Lol. Nous en sommes là. Malgré les avancées profondes et réelles des cinquante dernières années pour le droit des femmes, malgré Me Too, malgré les milliers de discours, romans, essais, posts de femmes et d’hommes sur le sujet, malgré les initiatives en faveur des femmes (Cher Cocon) ; deux jours après la révocation de l’arrêt Wade vs Roe, un homme, que je ne connais pas qui montre ses toutes petites filles sur les réseaux sociaux pour servir son ego, minimise ce que je peux ressentir et me donne une leçon : je suis trop féministe. Lol.

Se lever et agir

Je ne suis pas Emmeline Pankhurst. Je ne suis pas une activiste. Je ne suis pas certaine que l’action la plus radicale et la plus violente soit efficace. Dans le fond, je ne suis pas obligée de transformer ma rage en actes qui me transcenderaient et changeraient le monde. Merci, mais non merci, je ne vis pas dans un film Disney. Et paye ton arrogance de croire que ton émotion te donne le droit de prescrire aux autres une façon de faire ou de penser.

Alors que faire ? Plutôt que puis-je faire moi, à mon échelle ?

  1. Gueuler encore et encore, tout le temps, partout. Refuser le silence. Traquer la moindre remarque condescendante à mon égard. Ne pas ménager, dire, mettre en lumière. Ne pas prendre de gants. Pourquoi le ferais-je ? Je ne dois rien à celui qui m’attaque. Ce sera difficile. Écrire sur les réseaux est une chose, le faire face à face, une autre.
  2. Eduquer. Elles poussent derrière moi, derrière nous, se construisent leurs places au soleil, nos nièces, nos filles, nos stagiaires. Nous avons un devoir de nous occuper de nos petites. Les avertir de ce qui peut les attendre, les informer, leur permettre de débattre. Leur montrer comment déjouer les pièges du patriarcat dès le plus jeune âge.
  3. Sensibiliser tous les autres. Autres au masculin. Expliquer aux hommes que si leur avis compte, il n’est pas nécessaire de toujours le donner, en tout temps et en particulier en nous coupant la parole. Vais-je arriver à débattre froidement alors que cela me brûle ?

Sensibiliser nos petits à cette même écoute. Le chantier de l’éducation des garçons est tellement vaste. Je vais commencer par mes neveux.

 

Pour aller plus loin

De belles organisations mènent un travail de déconstruction des stéréotypes de genre et promeuvent l’émancipation. Pour ceux et celles que cela intéresse et qui veulent s’engager : je partage deux structures, avec lesquelles j’ai travaillé. 

Rev’elle : association qui agit dans les quartiers populaires pour aider les jeunes filles à découvrir leur potentiel et à le mettre en valeur. Accompagnement personnel et professionnel.

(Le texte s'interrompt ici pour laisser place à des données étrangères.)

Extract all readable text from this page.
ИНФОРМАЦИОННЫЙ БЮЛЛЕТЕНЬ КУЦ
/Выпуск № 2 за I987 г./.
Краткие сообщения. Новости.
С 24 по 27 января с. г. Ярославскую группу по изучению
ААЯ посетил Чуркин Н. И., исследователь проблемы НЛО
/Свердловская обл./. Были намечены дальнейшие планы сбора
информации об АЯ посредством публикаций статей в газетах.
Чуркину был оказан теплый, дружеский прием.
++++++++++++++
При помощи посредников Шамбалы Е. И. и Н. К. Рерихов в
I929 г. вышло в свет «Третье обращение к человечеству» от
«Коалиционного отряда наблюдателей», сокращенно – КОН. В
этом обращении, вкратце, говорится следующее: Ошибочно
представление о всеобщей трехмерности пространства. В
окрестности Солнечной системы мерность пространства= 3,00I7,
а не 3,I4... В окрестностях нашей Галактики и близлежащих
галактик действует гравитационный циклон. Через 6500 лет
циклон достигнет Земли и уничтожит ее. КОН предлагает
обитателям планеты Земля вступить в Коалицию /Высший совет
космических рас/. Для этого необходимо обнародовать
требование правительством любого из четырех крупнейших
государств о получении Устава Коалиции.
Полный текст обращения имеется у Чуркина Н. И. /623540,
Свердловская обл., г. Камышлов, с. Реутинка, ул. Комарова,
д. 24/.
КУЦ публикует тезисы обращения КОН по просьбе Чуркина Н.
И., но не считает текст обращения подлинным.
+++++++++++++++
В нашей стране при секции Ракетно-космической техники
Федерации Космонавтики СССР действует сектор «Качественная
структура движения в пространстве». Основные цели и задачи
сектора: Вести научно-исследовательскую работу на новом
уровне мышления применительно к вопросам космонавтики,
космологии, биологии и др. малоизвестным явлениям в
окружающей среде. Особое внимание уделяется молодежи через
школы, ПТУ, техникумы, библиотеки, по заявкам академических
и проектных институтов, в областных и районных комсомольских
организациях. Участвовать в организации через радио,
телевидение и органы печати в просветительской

Egaligône : par des interventions multiples et variées, l’institut promeut l’égalité et la déconstruction des stéréotypes dès l’enfance. Ils interviennent dans les classes et dans tous lieux prenant en charge des enfants et adolescents.

Emmeline Pankhurst est une activiste, une des principales organisatrices du mouvement des suffragettes pour l’obtention du droit de vote, à la fin du XIXe siècle et au début du XXe. Elle a choisi la radicalité voyant qu’aucun moyen pacifiste et légal ne fonctionnait (bombes, destructions de vitrines, incendies). Le mouvement est réprimé : arrestations, tortures, gavage de force. Le vendredi 18 novembre 1910, Emmeline réunit 300 femmes pour protester devant le Parlement. La manifestation est écrasée, les femmes sont victimes de ratonnades et d’agressions sexuelles. Ce jour marque un tournant et attire la sympathie sur le mouvement. Il est nommé « le black Friday », le vendredi noir.

Les Gorgones sont des créatures de la mythologie grecque. Méduse est la seule qui est mortelle. Prêtresse, au temple d’Athéna, elle est un jour violée. Athéna la chasse et la dote de serpents en guise de chevelure. Elle est si hideuse que son regard pétrifie ceux qui le croisent. Persée, le héros, met fin à son malheur en lui tranchant la tête. Cette dernière ornera ensuite le bouclier d’Athéna.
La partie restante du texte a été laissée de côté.